Integrated specialized databases. We are developing two main database software. GenoList is an integrated environment dedicated to the query and analysis of genomic data from bacterial species. A new version under construction integrates genome data for more than 700 species from the Genome Reviews repository. A user interface was developed for querying and navigating the data, including sequence analysis and subtractive genome analysis tools. This allows the user to browse the data in a powerful and intuitive way. GenoScript is an integrated environment for transcriptome analysis, designed for collecting, storing, querying and analyzing DNA chips data. GenoScript allows the user to enter experiments and associated results, as well as to make requests and perform statistical analysis on the data. The interface of the database can be easily customized, and querying the data can be performed through an interface making it possible to build complex multicriteria queries.

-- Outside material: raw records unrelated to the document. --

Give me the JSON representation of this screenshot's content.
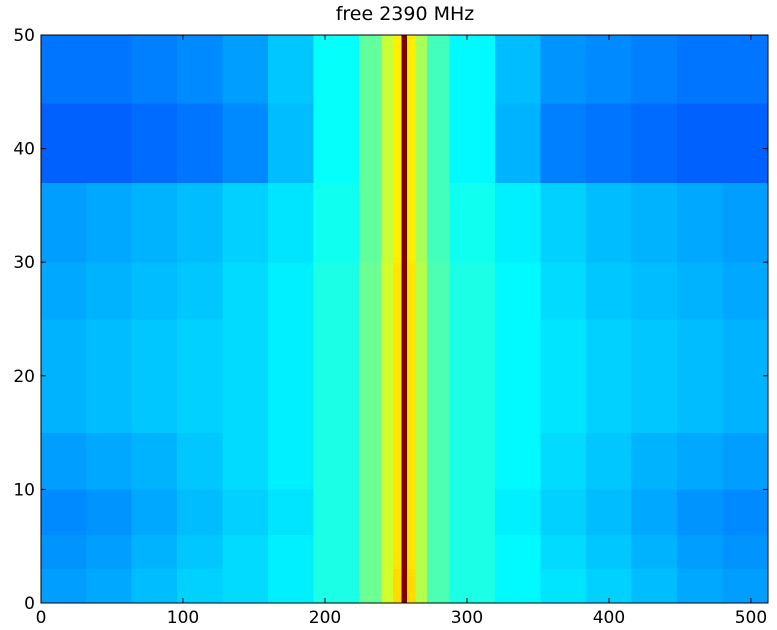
{
  "chart_data": {
    "type": "heatmap",
    "title": "free 2390 MHz",
    "colormap": "jet",
    "x_edges": [
      0,
      32,
      64,
      96,
      128,
      160,
      192,
      224,
      240,
      248,
      254,
      258,
      264,
      272,
      288,
      320,
      352,
      384,
      416,
      448,
      480,
      512
    ],
    "y_edges": [
      0,
      3,
      6,
      10,
      15,
      20,
      25,
      30,
      37,
      44,
      50
    ],
    "values": [
      [
        0.28,
        0.29,
        0.31,
        0.33,
        0.34,
        0.36,
        0.4,
        0.48,
        0.58,
        0.66,
        1.0,
        0.66,
        0.55,
        0.45,
        0.4,
        0.37,
        0.35,
        0.33,
        0.31,
        0.29,
        0.28
      ],
      [
        0.27,
        0.28,
        0.3,
        0.32,
        0.34,
        0.36,
        0.4,
        0.48,
        0.58,
        0.65,
        1.0,
        0.65,
        0.55,
        0.45,
        0.4,
        0.37,
        0.34,
        0.32,
        0.3,
        0.28,
        0.27
      ],
      [
        0.26,
        0.27,
        0.29,
        0.31,
        0.33,
        0.35,
        0.4,
        0.48,
        0.58,
        0.65,
        1.0,
        0.65,
        0.55,
        0.45,
        0.4,
        0.36,
        0.33,
        0.31,
        0.29,
        0.27,
        0.26
      ],
      [
        0.28,
        0.29,
        0.3,
        0.32,
        0.34,
        0.36,
        0.4,
        0.48,
        0.58,
        0.65,
        1.0,
        0.65,
        0.55,
        0.45,
        0.4,
        0.37,
        0.34,
        0.32,
        0.3,
        0.29,
        0.28
      ],
      [
        0.3,
        0.31,
        0.32,
        0.33,
        0.34,
        0.36,
        0.4,
        0.48,
        0.58,
        0.65,
        1.0,
        0.65,
        0.55,
        0.45,
        0.4,
        0.37,
        0.35,
        0.33,
        0.32,
        0.31,
        0.3
      ],
      [
        0.3,
        0.31,
        0.32,
        0.33,
        0.34,
        0.36,
        0.4,
        0.48,
        0.58,
        0.65,
        1.0,
        0.65,
        0.55,
        0.45,
        0.4,
        0.37,
        0.35,
        0.33,
        0.32,
        0.31,
        0.3
      ],
      [
        0.29,
        0.3,
        0.31,
        0.32,
        0.34,
        0.36,
        0.4,
        0.48,
        0.58,
        0.65,
        1.0,
        0.65,
        0.55,
        0.45,
        0.4,
        0.37,
        0.34,
        0.32,
        0.31,
        0.3,
        0.29
      ],
      [
        0.28,
        0.29,
        0.3,
        0.31,
        0.33,
        0.35,
        0.39,
        0.47,
        0.57,
        0.64,
        1.0,
        0.64,
        0.54,
        0.44,
        0.39,
        0.36,
        0.33,
        0.31,
        0.3,
        0.29,
        0.28
      ],
      [
        0.22,
        0.22,
        0.23,
        0.24,
        0.26,
        0.31,
        0.38,
        0.47,
        0.57,
        0.64,
        1.0,
        0.64,
        0.54,
        0.44,
        0.37,
        0.3,
        0.25,
        0.24,
        0.23,
        0.22,
        0.22
      ],
      [
        0.24,
        0.24,
        0.25,
        0.26,
        0.28,
        0.32,
        0.38,
        0.47,
        0.57,
        0.64,
        1.0,
        0.64,
        0.54,
        0.44,
        0.37,
        0.31,
        0.27,
        0.26,
        0.25,
        0.24,
        0.24
      ]
    ],
    "xlim": [
      0,
      512
    ],
    "xticks": [
      0,
      100,
      200,
      300,
      400,
      500
    ],
    "ylim": [
      0,
      50
    ],
    "yticks": [
      0,
      10,
      20,
      30,
      40,
      50
    ]
  }
}
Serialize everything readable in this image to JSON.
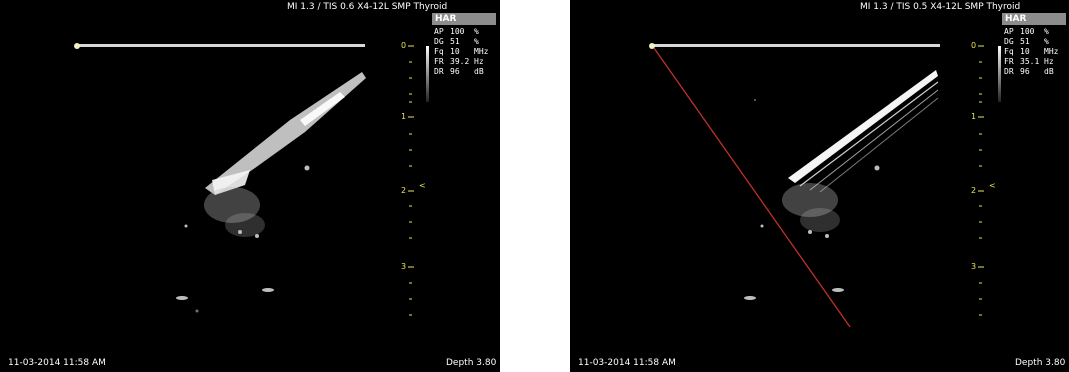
{
  "left": {
    "header": "MI 1.3 / TIS 0.6  X4-12L  SMP Thyroid",
    "mode": "HAR",
    "params": [
      {
        "key": "AP",
        "value": "100",
        "unit": "%"
      },
      {
        "key": "DG",
        "value": "51",
        "unit": "%"
      },
      {
        "key": "Fq",
        "value": "10",
        "unit": "MHz"
      },
      {
        "key": "FR",
        "value": "39.2",
        "unit": "Hz"
      },
      {
        "key": "DR",
        "value": "96",
        "unit": "dB"
      }
    ],
    "depth_ticks": [
      "0",
      "1",
      "2",
      "3"
    ],
    "focus_marker": "<",
    "timestamp": "11-03-2014 11:58 AM",
    "depth": "Depth 3.80"
  },
  "right": {
    "header": "MI 1.3 / TIS 0.5  X4-12L  SMP Thyroid",
    "mode": "HAR",
    "params": [
      {
        "key": "AP",
        "value": "100",
        "unit": "%"
      },
      {
        "key": "DG",
        "value": "51",
        "unit": "%"
      },
      {
        "key": "Fq",
        "value": "10",
        "unit": "MHz"
      },
      {
        "key": "FR",
        "value": "35.1",
        "unit": "Hz"
      },
      {
        "key": "DR",
        "value": "96",
        "unit": "dB"
      }
    ],
    "depth_ticks": [
      "0",
      "1",
      "2",
      "3"
    ],
    "focus_marker": "<",
    "timestamp": "11-03-2014 11:58 AM",
    "depth": "Depth 3.80"
  },
  "colors": {
    "background": "#000000",
    "text": "#ffffff",
    "scale": "#e8e35a",
    "guide_line": "#c0302a",
    "mode_box": "#8c8c8c"
  }
}
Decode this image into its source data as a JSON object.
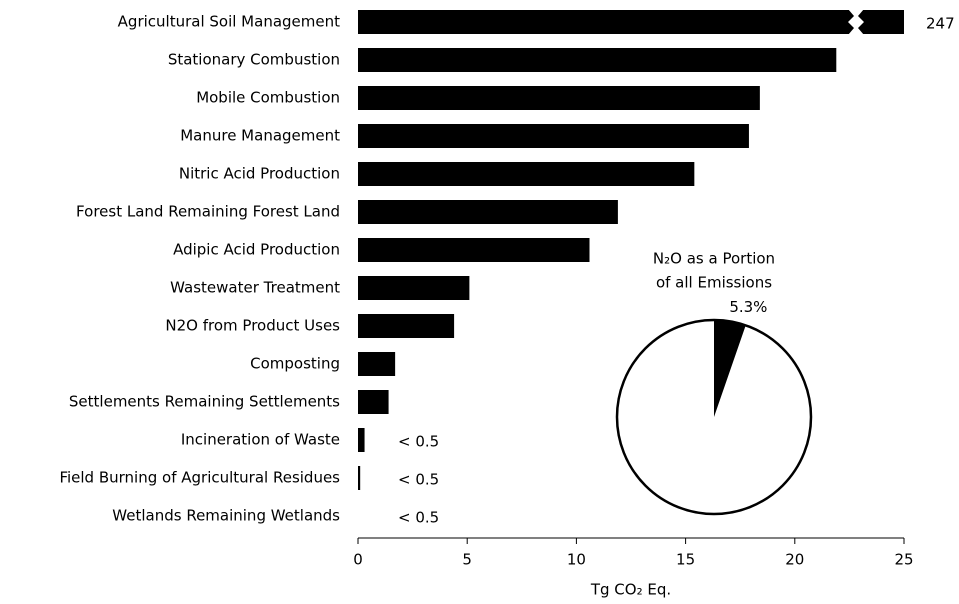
{
  "chart_data": [
    {
      "type": "bar",
      "orientation": "horizontal",
      "color": "#000000",
      "categories": [
        "Agricultural Soil Management",
        "Stationary Combustion",
        "Mobile Combustion",
        "Manure Management",
        "Nitric Acid Production",
        "Forest Land Remaining Forest Land",
        "Adipic Acid Production",
        "Wastewater Treatment",
        "N2O from Product Uses",
        "Composting",
        "Settlements Remaining Settlements",
        "Incineration of Waste",
        "Field Burning of Agricultural Residues",
        "Wetlands Remaining Wetlands"
      ],
      "values": [
        247,
        21.9,
        18.4,
        17.9,
        15.4,
        11.9,
        10.6,
        5.1,
        4.4,
        1.7,
        1.4,
        0.3,
        0.1,
        0
      ],
      "value_labels": [
        "247",
        null,
        null,
        null,
        null,
        null,
        null,
        null,
        null,
        null,
        null,
        "< 0.5",
        "< 0.5",
        "< 0.5"
      ],
      "xlim": [
        0,
        25
      ],
      "xticks": [
        0,
        5,
        10,
        15,
        20,
        25
      ],
      "x_label": "Tg CO₂ Eq."
    },
    {
      "type": "pie",
      "title": [
        "N₂O as a Portion",
        "of all Emissions"
      ],
      "values": [
        5.3,
        94.7
      ],
      "value_labels": [
        "5.3%",
        null
      ],
      "colors": [
        "#000000",
        "#ffffff"
      ]
    }
  ]
}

Evolutionary genomics. We combine evolutionary and sequence analysis to provide reliable and sensitive tools to explore genome complexity. We built an automated computational method for the functional clustering of proteins on the basis of phylogenetic relationships – “PhyloClust”. This tool was implemented to subdivide large protein families and obtain a classification of related proteins for which we have no functional information. We are now identifying immunity lineages of Serine Proteases in 7 genomes of insects, in collaboration with entomologists. We are also developing comparative genomics approaches to identify proteins involved in host-pathogen interactions in Chlamydiaceae.We organized the repertoire of hypothetical proteins in 13 genomes according to their secondary structures, protein domains and evolutionary pressure, to propose new targets to cellular biologists. Lastly, we studied the usefulness of genetic markers and dynamic evolutionary tools to follow pathogen and vector populations, in collaboration with units of the Institut Pasteur and the international network.